Estimation of hazard and survival functions

We fit hazard and survival functions from mortality data by interpolation using the Mathematica (V11.3) function SmoothKernelDistribution and then applying the Mathematica functions HazardFunction and SurvivalFunction. For the mice survival data, the SmoothKernelDistribution was computed with a bandwidth of 80 days.

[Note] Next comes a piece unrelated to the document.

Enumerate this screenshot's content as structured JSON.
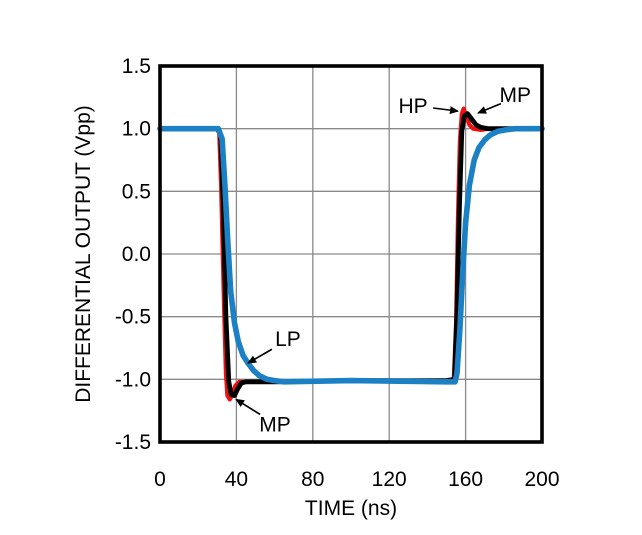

Simulation of Drosophila and C. elegans survival curves

We simulated the mortality trajectories of Drosophila and C. elegans using the SR model, by assuming a rapid turnover and saturation β = 1 h−1, κ = 1[au], and also set ε = 1 [au]2 h−1 where [au] is the mean level of X in young organisms. These parameters correspond to a turnover of X on the order of hours. For C. elegans, to fit the survival curve obtained by Stroustrup et al.35, we set η = 0.07[au] h−1 day−1 and assumed that death occurs when X > XC for XC = 20[au]. Similarly, to fit the Mair et al.45 data, we set the following parameters for the Drosophila simulations: η = 0.03[au] h−1 day−1 and XC = 15[au], and assumed a baseline mortality of ln hazard = −7 day−1.

Reporting summary

Further information on research design is available in the Nature Research Reporting Summary linked to this article.